Prima degli anni novanta chiamare i soccorsi per un’emergenza sanitaria non era cosa semplice. Bisognava trovare un telefono, conoscere il numero e, per la mancanza di coordinamento, vi era l’incognita di quanti e se sarebbero arrivati.
L’intervento si limitava al trasporto nell’ospedale più vicino, non sempre il più attrezzato per la specifica urgenza. Le ambulanze erano furgoni dotati solo di barella, per questo spesso il trasporto era effettuato da privati che sventolavano un fazzoletto bianco fuori dal finestrino per chiedere la precedenza agli altri automobilisti.
La culla italiana della nuova cultura del soccorso fu la città di Bologna, dove sul finire degli anni sessanta, nacque un Centro di Pronto Intervento Sanitario voluto dal Prof. Vittorio Sabena ed istituito presso il nuovo Ospedale Maggiore.
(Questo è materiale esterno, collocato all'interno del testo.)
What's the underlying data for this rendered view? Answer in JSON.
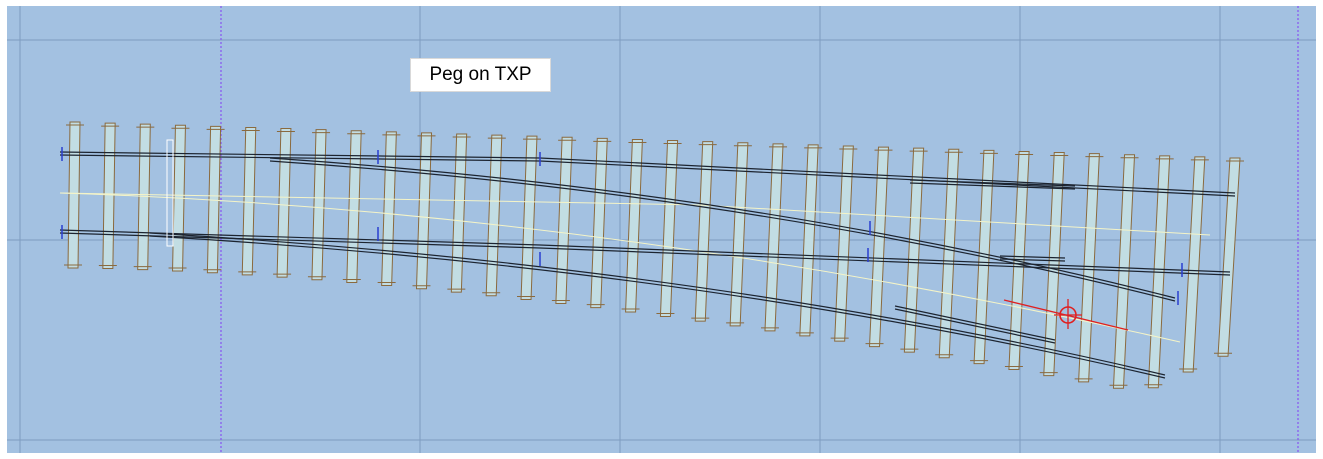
{
  "label": {
    "text": "Peg on TXP"
  },
  "colors": {
    "background": "#a3c1e1",
    "grid_line": "#7e9cc0",
    "dotted_guide": "#8a5cf0",
    "timber_fill": "#c2dde3",
    "timber_edge": "#8a6a3e",
    "rail": "#1c2430",
    "centre_line": "#f4f4c8",
    "peg": "#e02020",
    "tick_mark": "#2a3ed0",
    "outer_frame": "#ffffff"
  },
  "icons": {
    "peg": "crosshair-peg-icon"
  }
}
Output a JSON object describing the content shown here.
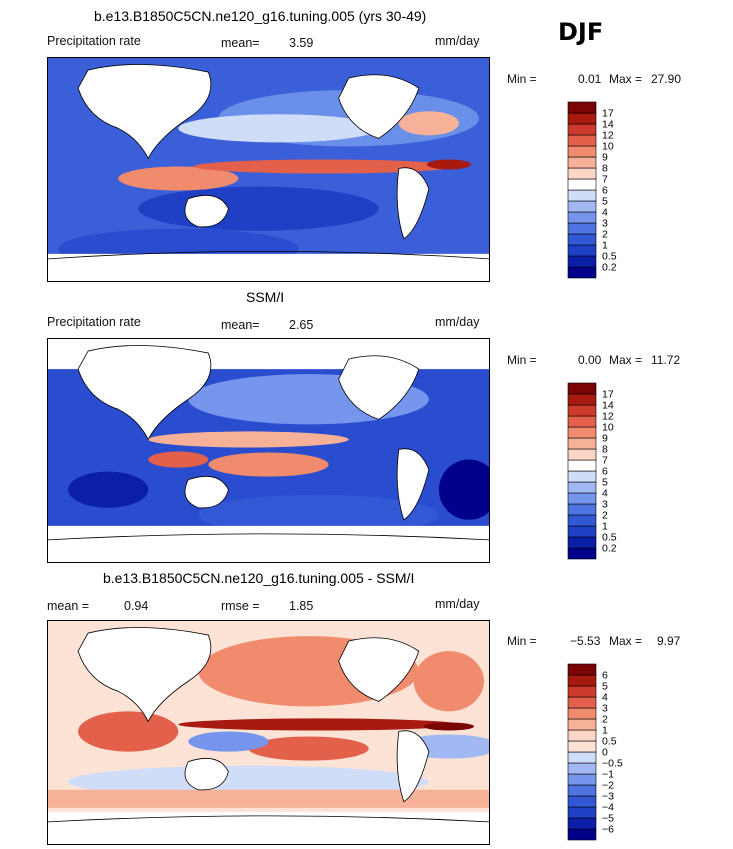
{
  "season": "DJF",
  "chart_data": [
    {
      "type": "heatmap",
      "title": "b.e13.B1850C5CN.ne120_g16.tuning.005 (yrs 30-49)",
      "variable": "Precipitation rate",
      "mean_label": "mean=",
      "mean_value": "3.59",
      "units": "mm/day",
      "min_label": "Min =",
      "min_value": "0.01",
      "max_label": "Max =",
      "max_value": "27.90",
      "colorbar_levels": [
        "0.2",
        "0.5",
        "1",
        "2",
        "3",
        "4",
        "5",
        "6",
        "7",
        "8",
        "9",
        "10",
        "12",
        "14",
        "17"
      ],
      "colors": [
        "#00008b",
        "#0a1ea8",
        "#1f3fc4",
        "#3358d6",
        "#4f74e2",
        "#7596ec",
        "#a2b8f3",
        "#d0ddf9",
        "#ffffff",
        "#fcd6c6",
        "#f7b198",
        "#f08b6d",
        "#e3604a",
        "#cc3a2c",
        "#a8190f",
        "#7a0504"
      ]
    },
    {
      "type": "heatmap",
      "title": "SSM/I",
      "variable": "Precipitation rate",
      "mean_label": "mean=",
      "mean_value": "2.65",
      "units": "mm/day",
      "min_label": "Min =",
      "min_value": "0.00",
      "max_label": "Max =",
      "max_value": "11.72",
      "colorbar_levels": [
        "0.2",
        "0.5",
        "1",
        "2",
        "3",
        "4",
        "5",
        "6",
        "7",
        "8",
        "9",
        "10",
        "12",
        "14",
        "17"
      ],
      "colors": [
        "#00008b",
        "#0a1ea8",
        "#1f3fc4",
        "#3358d6",
        "#4f74e2",
        "#7596ec",
        "#a2b8f3",
        "#d0ddf9",
        "#ffffff",
        "#fcd6c6",
        "#f7b198",
        "#f08b6d",
        "#e3604a",
        "#cc3a2c",
        "#a8190f",
        "#7a0504"
      ]
    },
    {
      "type": "heatmap",
      "title": "b.e13.B1850C5CN.ne120_g16.tuning.005 - SSM/I",
      "mean_label": "mean =",
      "mean_value": "0.94",
      "rmse_label": "rmse =",
      "rmse_value": "1.85",
      "units": "mm/day",
      "min_label": "Min =",
      "min_value": "−5.53",
      "max_label": "Max =",
      "max_value": "9.97",
      "colorbar_levels": [
        "−6",
        "−5",
        "−4",
        "−3",
        "−2",
        "−1",
        "−0.5",
        "0",
        "0.5",
        "1",
        "2",
        "3",
        "4",
        "5",
        "6"
      ],
      "colors": [
        "#00008b",
        "#0a1ea8",
        "#1f3fc4",
        "#3358d6",
        "#4f74e2",
        "#7596ec",
        "#a2b8f3",
        "#d0ddf9",
        "#fde2d6",
        "#fcd6c6",
        "#f7b198",
        "#f08b6d",
        "#e3604a",
        "#cc3a2c",
        "#a8190f",
        "#7a0504"
      ]
    }
  ]
}
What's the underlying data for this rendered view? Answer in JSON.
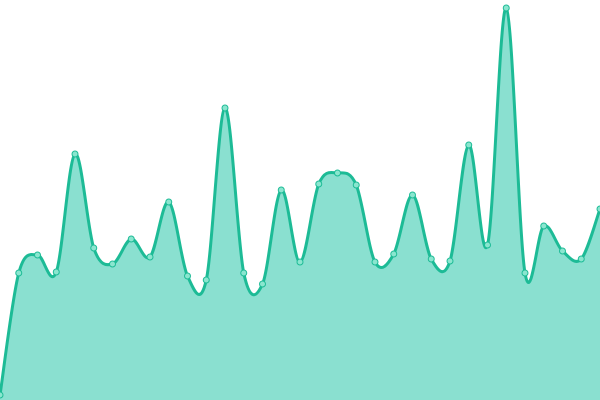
{
  "chart_data": {
    "type": "area",
    "title": "",
    "xlabel": "",
    "ylabel": "",
    "x": [
      0,
      1,
      2,
      3,
      4,
      5,
      6,
      7,
      8,
      9,
      10,
      11,
      12,
      13,
      14,
      15,
      16,
      17,
      18,
      19,
      20,
      21,
      22,
      23,
      24,
      25,
      26,
      27,
      28,
      29,
      30,
      31,
      32
    ],
    "series": [
      {
        "values": [
          5,
          127,
          145,
          128,
          246,
          152,
          136,
          161,
          143,
          198,
          124,
          120,
          292,
          127,
          116,
          210,
          138,
          216,
          227,
          215,
          138,
          146,
          205,
          141,
          139,
          255,
          155,
          392,
          127,
          174,
          149,
          141,
          191
        ]
      }
    ],
    "ylim": [
      0,
      400
    ],
    "grid": false,
    "axes_visible": false,
    "smooth": true,
    "colors": {
      "line": "#1dbb96",
      "fill": "#8ae0d0",
      "point_fill": "#8ae6cf"
    }
  }
}
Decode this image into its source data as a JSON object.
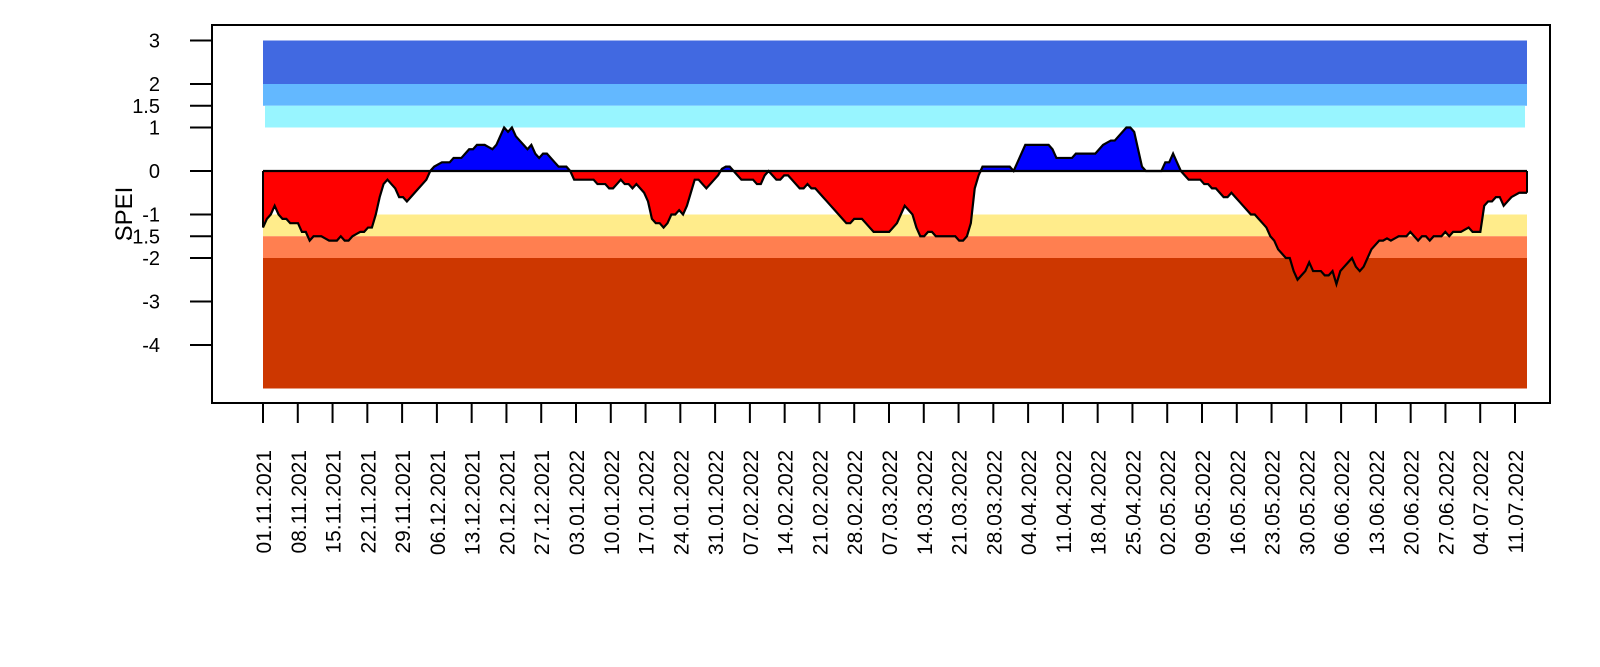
{
  "chart_data": {
    "type": "area",
    "ylabel": "SPEI",
    "ylim": [
      -5,
      3
    ],
    "y_ticks": [
      3,
      2,
      1.5,
      1,
      0,
      -1,
      -1.5,
      -2,
      -3,
      -4
    ],
    "y_tick_labels": [
      "3",
      "2",
      "1.5",
      "1",
      "0",
      "-1",
      "-1.5",
      "-2",
      "-3",
      "-4"
    ],
    "x_tick_labels": [
      "01.11.2021",
      "08.11.2021",
      "15.11.2021",
      "22.11.2021",
      "29.11.2021",
      "06.12.2021",
      "13.12.2021",
      "20.12.2021",
      "27.12.2021",
      "03.01.2022",
      "10.01.2022",
      "17.01.2022",
      "24.01.2022",
      "31.01.2022",
      "07.02.2022",
      "14.02.2022",
      "21.02.2022",
      "28.02.2022",
      "07.03.2022",
      "14.03.2022",
      "21.03.2022",
      "28.03.2022",
      "04.04.2022",
      "11.04.2022",
      "18.04.2022",
      "25.04.2022",
      "02.05.2022",
      "09.05.2022",
      "16.05.2022",
      "23.05.2022",
      "30.05.2022",
      "06.06.2022",
      "13.06.2022",
      "20.06.2022",
      "27.06.2022",
      "04.07.2022",
      "11.07.2022"
    ],
    "bands": [
      {
        "from": 2,
        "to": 3,
        "color": "#4169E1"
      },
      {
        "from": 1.5,
        "to": 2,
        "color": "#63B8FF"
      },
      {
        "from": 1,
        "to": 1.5,
        "color": "#98F5FF"
      },
      {
        "from": -1.5,
        "to": -1,
        "color": "#FFEC8B"
      },
      {
        "from": -2,
        "to": -1.5,
        "color": "#FF7F50"
      },
      {
        "from": -5,
        "to": -2,
        "color": "#CD3700"
      }
    ],
    "positive_color": "#0000FF",
    "negative_color": "#FF0000",
    "series": [
      {
        "values": [
          -1.3,
          -1.1,
          -1.0,
          -0.8,
          -1.0,
          -1.1,
          -1.1,
          -1.2,
          -1.2,
          -1.2,
          -1.4,
          -1.4,
          -1.6,
          -1.5,
          -1.5,
          -1.5,
          -1.55,
          -1.6,
          -1.6,
          -1.6,
          -1.5,
          -1.6,
          -1.6,
          -1.5,
          -1.45,
          -1.4,
          -1.4,
          -1.3,
          -1.3,
          -1.0,
          -0.6,
          -0.3,
          -0.2,
          -0.3,
          -0.4,
          -0.6,
          -0.6,
          -0.7,
          -0.6,
          -0.5,
          -0.4,
          -0.3,
          -0.2,
          0.0,
          0.1,
          0.15,
          0.2,
          0.2,
          0.2,
          0.3,
          0.3,
          0.3,
          0.4,
          0.5,
          0.5,
          0.6,
          0.6,
          0.6,
          0.55,
          0.5,
          0.6,
          0.8,
          1.0,
          0.9,
          1.0,
          0.8,
          0.7,
          0.6,
          0.5,
          0.6,
          0.4,
          0.3,
          0.4,
          0.4,
          0.3,
          0.2,
          0.1,
          0.1,
          0.1,
          0.0,
          -0.2,
          -0.2,
          -0.2,
          -0.2,
          -0.2,
          -0.2,
          -0.3,
          -0.3,
          -0.3,
          -0.4,
          -0.4,
          -0.3,
          -0.2,
          -0.3,
          -0.3,
          -0.4,
          -0.3,
          -0.4,
          -0.5,
          -0.7,
          -1.1,
          -1.2,
          -1.2,
          -1.3,
          -1.2,
          -1.0,
          -1.0,
          -0.9,
          -1.0,
          -0.8,
          -0.5,
          -0.2,
          -0.2,
          -0.3,
          -0.4,
          -0.3,
          -0.2,
          -0.1,
          0.05,
          0.1,
          0.1,
          0.0,
          -0.1,
          -0.2,
          -0.2,
          -0.2,
          -0.2,
          -0.3,
          -0.3,
          -0.1,
          0.0,
          -0.1,
          -0.2,
          -0.2,
          -0.1,
          -0.1,
          -0.2,
          -0.3,
          -0.4,
          -0.4,
          -0.3,
          -0.4,
          -0.4,
          -0.5,
          -0.6,
          -0.7,
          -0.8,
          -0.9,
          -1.0,
          -1.1,
          -1.2,
          -1.2,
          -1.1,
          -1.1,
          -1.1,
          -1.2,
          -1.3,
          -1.4,
          -1.4,
          -1.4,
          -1.4,
          -1.4,
          -1.3,
          -1.2,
          -1.0,
          -0.8,
          -0.9,
          -1.0,
          -1.3,
          -1.5,
          -1.5,
          -1.4,
          -1.4,
          -1.5,
          -1.5,
          -1.5,
          -1.5,
          -1.5,
          -1.5,
          -1.6,
          -1.6,
          -1.5,
          -1.2,
          -0.4,
          -0.1,
          0.1,
          0.1,
          0.1,
          0.1,
          0.1,
          0.1,
          0.1,
          0.1,
          0.0,
          0.2,
          0.4,
          0.6,
          0.6,
          0.6,
          0.6,
          0.6,
          0.6,
          0.6,
          0.5,
          0.3,
          0.3,
          0.3,
          0.3,
          0.3,
          0.4,
          0.4,
          0.4,
          0.4,
          0.4,
          0.4,
          0.5,
          0.6,
          0.65,
          0.7,
          0.7,
          0.8,
          0.9,
          1.0,
          1.0,
          0.9,
          0.5,
          0.1,
          0.0,
          0.0,
          0.0,
          0.0,
          0.0,
          0.2,
          0.2,
          0.4,
          0.2,
          0.0,
          -0.1,
          -0.2,
          -0.2,
          -0.2,
          -0.2,
          -0.3,
          -0.3,
          -0.4,
          -0.4,
          -0.5,
          -0.6,
          -0.6,
          -0.5,
          -0.6,
          -0.7,
          -0.8,
          -0.9,
          -1.0,
          -1.0,
          -1.1,
          -1.2,
          -1.3,
          -1.5,
          -1.6,
          -1.8,
          -1.9,
          -2.0,
          -2.0,
          -2.3,
          -2.5,
          -2.4,
          -2.3,
          -2.1,
          -2.3,
          -2.3,
          -2.3,
          -2.4,
          -2.4,
          -2.3,
          -2.6,
          -2.3,
          -2.2,
          -2.1,
          -2.0,
          -2.2,
          -2.3,
          -2.2,
          -2.0,
          -1.8,
          -1.7,
          -1.6,
          -1.6,
          -1.55,
          -1.6,
          -1.55,
          -1.5,
          -1.5,
          -1.5,
          -1.4,
          -1.5,
          -1.6,
          -1.5,
          -1.5,
          -1.6,
          -1.5,
          -1.5,
          -1.5,
          -1.4,
          -1.5,
          -1.4,
          -1.4,
          -1.4,
          -1.35,
          -1.3,
          -1.4,
          -1.4,
          -1.4,
          -0.8,
          -0.7,
          -0.7,
          -0.6,
          -0.6,
          -0.8,
          -0.7,
          -0.6,
          -0.55,
          -0.5,
          -0.5,
          -0.5
        ]
      }
    ]
  }
}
Il servizio, in occasione del disastro di Murazze del 1978, intervenne con successo con il ruolo di coordinamento dei soccorsi sanitari, organizzando lo smistamento dei feriti agli ospedali.
Il CePIS successivamente si strutturò e venne costituito un sistema operativo all’avanguardia, presso l’Ospedale Maggiore di Bologna, composto da più linee telefoniche, un impianto radio in collegamento con le ambulanze e un elaboratore elettronico connesso ai diversi ospedali cittadini con la situazione dei posti letto dei vari reparti.
Nel 1979 la direzione organizzativa del CePIS venne affidata a Marco Vigna, che in collaborazione con la Direzione Sanitaria dell’Ospedale Maggiore diede inizio ad una vera rivoluzione che portò nel 1990, in occasione del Campionato del Mondo di calcio che si giocava in Italia, Bologna ad una ulteriore modernizzazione dell’emergenza sanitaria. Sulla base di un contratto tra l’azienda telefonica Sip e il Ministero della Sanità, venne attivato a Bologna il 118 come numero unico per le emergenze sanitarie.